Het is niet uitgesloten dat hij een ver familielid was (alvast geen afstammeling) van Jean-Philippe Meeûs, oud-militair die in 1688 adelsverheffing verkreeg (uitgestorven tak), of van diens neef Paul Meeûs, schepen van de tolkamer in Brussel, die eveneens adelsverheffing kreeg in 1689, maar kinderloos overleed. Ferdinand Meeûs gebruikte hetzelfde wapen als deze naamdragers Meeûs van twee eeuwen voordien.
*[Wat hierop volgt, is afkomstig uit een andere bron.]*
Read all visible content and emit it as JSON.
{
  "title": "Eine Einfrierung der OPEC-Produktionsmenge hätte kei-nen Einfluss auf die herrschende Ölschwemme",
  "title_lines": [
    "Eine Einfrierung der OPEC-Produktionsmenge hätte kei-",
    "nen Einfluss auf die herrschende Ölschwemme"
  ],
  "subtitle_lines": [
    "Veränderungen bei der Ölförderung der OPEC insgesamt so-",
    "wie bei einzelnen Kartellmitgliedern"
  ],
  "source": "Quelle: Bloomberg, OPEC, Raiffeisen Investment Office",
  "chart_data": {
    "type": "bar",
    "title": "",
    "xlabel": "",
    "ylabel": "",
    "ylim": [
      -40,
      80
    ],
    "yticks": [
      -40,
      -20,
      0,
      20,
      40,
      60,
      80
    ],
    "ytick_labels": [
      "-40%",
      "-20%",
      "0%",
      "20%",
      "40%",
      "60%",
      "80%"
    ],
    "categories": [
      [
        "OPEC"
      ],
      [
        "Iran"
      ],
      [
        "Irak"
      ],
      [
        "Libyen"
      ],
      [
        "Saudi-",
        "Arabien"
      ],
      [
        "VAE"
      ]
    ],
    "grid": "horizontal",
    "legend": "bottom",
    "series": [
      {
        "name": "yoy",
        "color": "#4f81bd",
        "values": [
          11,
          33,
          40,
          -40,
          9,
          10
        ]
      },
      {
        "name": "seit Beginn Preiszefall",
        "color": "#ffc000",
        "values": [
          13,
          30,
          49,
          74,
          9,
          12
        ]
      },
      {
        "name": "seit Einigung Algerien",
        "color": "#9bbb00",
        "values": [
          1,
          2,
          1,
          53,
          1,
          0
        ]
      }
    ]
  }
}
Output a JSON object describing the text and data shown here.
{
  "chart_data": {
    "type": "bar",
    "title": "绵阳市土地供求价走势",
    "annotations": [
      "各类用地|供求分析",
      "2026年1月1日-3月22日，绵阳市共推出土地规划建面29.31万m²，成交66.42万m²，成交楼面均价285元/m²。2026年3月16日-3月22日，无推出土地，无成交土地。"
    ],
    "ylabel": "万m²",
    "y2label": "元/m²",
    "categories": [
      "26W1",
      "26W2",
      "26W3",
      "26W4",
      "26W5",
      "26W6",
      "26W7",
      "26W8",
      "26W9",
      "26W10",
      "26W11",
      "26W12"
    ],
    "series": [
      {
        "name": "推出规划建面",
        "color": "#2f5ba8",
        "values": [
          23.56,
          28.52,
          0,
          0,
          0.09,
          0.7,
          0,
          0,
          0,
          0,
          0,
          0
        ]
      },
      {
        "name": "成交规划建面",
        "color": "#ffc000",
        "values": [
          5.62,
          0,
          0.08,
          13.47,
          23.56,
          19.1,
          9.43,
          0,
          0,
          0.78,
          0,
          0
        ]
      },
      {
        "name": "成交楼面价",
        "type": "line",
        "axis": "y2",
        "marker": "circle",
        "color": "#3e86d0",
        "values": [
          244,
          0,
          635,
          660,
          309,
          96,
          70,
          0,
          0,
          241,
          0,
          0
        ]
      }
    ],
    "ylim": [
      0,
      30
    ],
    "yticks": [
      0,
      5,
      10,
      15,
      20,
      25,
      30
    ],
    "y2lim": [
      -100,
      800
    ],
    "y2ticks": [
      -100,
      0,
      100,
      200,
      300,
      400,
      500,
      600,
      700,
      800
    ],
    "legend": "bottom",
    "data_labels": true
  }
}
Het was trouwens al langer als familiewapen in gebruik voor enkele prominente leden van deze familie die lid waren van de Brusselse ambachten, zoals:

  • Antoon Meeûs, in 1713 deken van het schoenmakersambacht;
  • Gillis Meeûs, in 1737 van het timmerliedenambacht;
  • Jacobus Meeûs, in 1776 van het broodbakkersambacht;
  • Ferdinand Meeûs, in 1794 van het brouwersambacht.

Een dubbele alliantie kwam tot stand tussen Meeûs en afstammelingen van Jan-Carel van der Borcht, Generael raedt van Zijne Majesteits Munt en broer van de Latijnse dichter Petrus van der Borcht.

  • De zeventiende-eeuwse voorvader was Marc Meeûs (1606-1650) die trouwde met Barbe Van der Veken (overleden in 1670).
    • Hij had een zoon Jean-Baptiste Meeûs (1647-1694), die trouwde met Eléonore Touron (1652-1696) en die wijnhandelaar en deken van de Lakengilde was.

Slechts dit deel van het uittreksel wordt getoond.